EM: Comment suggérez-vous qu'un parent pense qu'on lui dise que son enfant répond aux critères d'un trouble mental ou d'un diagnostic de maladie mentale?

ST: Il est essentiel de comprendre qu'en psychiatrie, il n'existe pas de «diagnostic». Le diagnostic en médecine fait référence au processus de compréhension de la relation entre les symptômes d'une personne et les processus pathologiques sous-jacents. Le diagnostic est un processus technique dans lequel un médecin identifie une cause possible ou les causes des plaintes d'un patient. Faire le bon diagnostic en médecine est essentiel pour choisir le bon traitement.

En psychiatrie, nous avons un certain nombre de systèmes de classification des plaintes des gens, mais nous n'avons pas de diagnostic. Les classifications que nous utilisons sont descriptives (elles décrivent les problèmes du patient) mais pas diagnostiques (elles ne nous disent rien sur les causes possibles de ces problèmes) et donc ne facilitent pas la prise de décision pour le traitement et peuvent conduire à des résultats moins bons si les classifications sont utilisées si elles sont diagnostiques.
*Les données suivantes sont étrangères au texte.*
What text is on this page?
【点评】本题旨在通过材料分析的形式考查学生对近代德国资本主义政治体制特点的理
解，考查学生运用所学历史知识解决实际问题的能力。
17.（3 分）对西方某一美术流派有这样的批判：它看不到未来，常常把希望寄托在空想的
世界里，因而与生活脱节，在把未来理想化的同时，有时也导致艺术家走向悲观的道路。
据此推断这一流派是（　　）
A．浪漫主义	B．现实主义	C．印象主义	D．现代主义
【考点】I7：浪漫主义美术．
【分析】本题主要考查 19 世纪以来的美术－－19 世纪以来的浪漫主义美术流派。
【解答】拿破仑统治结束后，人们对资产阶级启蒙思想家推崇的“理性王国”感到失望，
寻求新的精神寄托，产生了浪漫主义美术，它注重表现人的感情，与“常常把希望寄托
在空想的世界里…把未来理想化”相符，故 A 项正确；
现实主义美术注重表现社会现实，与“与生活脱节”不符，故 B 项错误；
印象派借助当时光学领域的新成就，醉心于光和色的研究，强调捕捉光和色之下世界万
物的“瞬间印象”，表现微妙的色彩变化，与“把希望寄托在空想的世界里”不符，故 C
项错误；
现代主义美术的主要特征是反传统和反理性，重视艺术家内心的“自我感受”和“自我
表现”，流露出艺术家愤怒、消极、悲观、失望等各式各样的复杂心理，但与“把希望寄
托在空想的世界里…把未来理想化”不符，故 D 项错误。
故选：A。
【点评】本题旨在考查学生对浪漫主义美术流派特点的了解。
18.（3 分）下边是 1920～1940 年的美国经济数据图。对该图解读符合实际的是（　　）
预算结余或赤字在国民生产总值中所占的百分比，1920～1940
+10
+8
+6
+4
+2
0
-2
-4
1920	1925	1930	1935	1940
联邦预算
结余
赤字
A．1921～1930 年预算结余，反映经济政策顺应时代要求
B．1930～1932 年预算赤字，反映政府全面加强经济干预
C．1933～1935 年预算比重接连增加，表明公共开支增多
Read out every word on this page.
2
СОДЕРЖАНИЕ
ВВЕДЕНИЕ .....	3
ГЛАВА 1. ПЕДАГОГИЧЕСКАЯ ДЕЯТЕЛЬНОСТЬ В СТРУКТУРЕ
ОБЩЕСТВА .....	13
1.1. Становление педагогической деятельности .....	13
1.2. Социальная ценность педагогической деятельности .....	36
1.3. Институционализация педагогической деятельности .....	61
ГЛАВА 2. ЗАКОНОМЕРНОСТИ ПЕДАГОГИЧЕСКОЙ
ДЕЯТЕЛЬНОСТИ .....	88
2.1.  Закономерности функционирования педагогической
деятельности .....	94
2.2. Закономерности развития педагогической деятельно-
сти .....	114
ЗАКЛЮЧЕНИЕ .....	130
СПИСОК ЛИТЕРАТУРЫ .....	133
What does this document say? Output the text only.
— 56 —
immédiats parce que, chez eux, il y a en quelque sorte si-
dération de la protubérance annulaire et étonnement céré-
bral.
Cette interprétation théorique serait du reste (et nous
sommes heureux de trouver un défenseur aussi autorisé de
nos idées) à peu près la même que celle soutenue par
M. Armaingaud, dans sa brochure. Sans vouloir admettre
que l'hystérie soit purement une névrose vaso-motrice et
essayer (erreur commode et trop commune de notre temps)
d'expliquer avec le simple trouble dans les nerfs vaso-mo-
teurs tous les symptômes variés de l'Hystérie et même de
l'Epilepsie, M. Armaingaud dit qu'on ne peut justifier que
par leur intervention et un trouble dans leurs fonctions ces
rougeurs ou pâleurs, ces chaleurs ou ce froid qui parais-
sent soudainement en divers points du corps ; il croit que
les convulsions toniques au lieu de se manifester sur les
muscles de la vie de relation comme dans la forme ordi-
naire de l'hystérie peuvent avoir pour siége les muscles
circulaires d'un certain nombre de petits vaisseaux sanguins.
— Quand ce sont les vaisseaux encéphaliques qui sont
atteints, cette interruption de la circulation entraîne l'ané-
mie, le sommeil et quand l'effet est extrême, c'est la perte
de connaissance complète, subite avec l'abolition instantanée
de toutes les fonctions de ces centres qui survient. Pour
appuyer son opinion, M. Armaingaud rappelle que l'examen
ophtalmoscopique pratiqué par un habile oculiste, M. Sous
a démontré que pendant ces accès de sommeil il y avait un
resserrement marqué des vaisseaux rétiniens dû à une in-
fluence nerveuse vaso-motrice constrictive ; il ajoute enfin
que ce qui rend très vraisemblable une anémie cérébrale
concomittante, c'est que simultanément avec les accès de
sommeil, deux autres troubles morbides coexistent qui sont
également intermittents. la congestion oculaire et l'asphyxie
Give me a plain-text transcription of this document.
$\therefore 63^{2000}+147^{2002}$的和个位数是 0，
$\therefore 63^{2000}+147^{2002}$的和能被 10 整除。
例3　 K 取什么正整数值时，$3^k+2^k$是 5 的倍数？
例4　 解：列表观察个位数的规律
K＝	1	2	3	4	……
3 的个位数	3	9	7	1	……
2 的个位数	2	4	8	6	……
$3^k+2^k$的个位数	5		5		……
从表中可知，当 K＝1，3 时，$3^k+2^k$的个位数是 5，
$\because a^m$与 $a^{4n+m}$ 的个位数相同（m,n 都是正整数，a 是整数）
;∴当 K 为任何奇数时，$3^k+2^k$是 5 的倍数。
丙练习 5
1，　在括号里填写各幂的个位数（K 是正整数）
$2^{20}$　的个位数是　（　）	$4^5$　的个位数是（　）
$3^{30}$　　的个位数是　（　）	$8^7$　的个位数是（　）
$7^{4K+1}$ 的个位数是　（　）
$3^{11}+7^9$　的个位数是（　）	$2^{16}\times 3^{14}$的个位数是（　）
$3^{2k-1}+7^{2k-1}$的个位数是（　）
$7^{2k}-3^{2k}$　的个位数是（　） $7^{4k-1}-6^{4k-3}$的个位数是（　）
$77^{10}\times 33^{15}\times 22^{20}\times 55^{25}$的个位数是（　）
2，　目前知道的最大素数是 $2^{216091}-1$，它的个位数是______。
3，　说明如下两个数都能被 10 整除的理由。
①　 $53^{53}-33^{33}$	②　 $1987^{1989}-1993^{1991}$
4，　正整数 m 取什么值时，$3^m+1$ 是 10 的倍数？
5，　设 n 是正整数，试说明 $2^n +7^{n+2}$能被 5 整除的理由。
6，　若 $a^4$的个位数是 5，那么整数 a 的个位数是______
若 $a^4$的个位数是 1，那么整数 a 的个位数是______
Considérez la comparaison suivante. Si, par exemple, je devais poser la question «qu'est-ce que le trouble déficitaire de l'attention avec hyperactivité (TDAH)?», Dans notre état actuel des connaissances, il n'est pas possible de répondre à cette question par référence à une anomalie biologique connue. Au lieu de cela, je devrai fournir une description, en d'autres termes le TDAH est la présence d'hyperactivité, d'impulsivité et de manque d'attention (plus quelques qualificatifs supplémentaires tels que l'âge d'apparition).

Comparez cela à la question «qu'est-ce que le diabète?» Si je répondais à cette question de la même manière que j'ai répondu à la question sur le TDAH, en décrivant simplement des symptômes comme uriner fréquemment, soif et fatigue. des problèmes profonds en tant que médecin, car il y a beaucoup d'autres conditions qui peuvent présenter initialement avec une image similaire et en effet le diabète lui-même peut ne pas présenter ces symptômes d'une manière reconnaissable.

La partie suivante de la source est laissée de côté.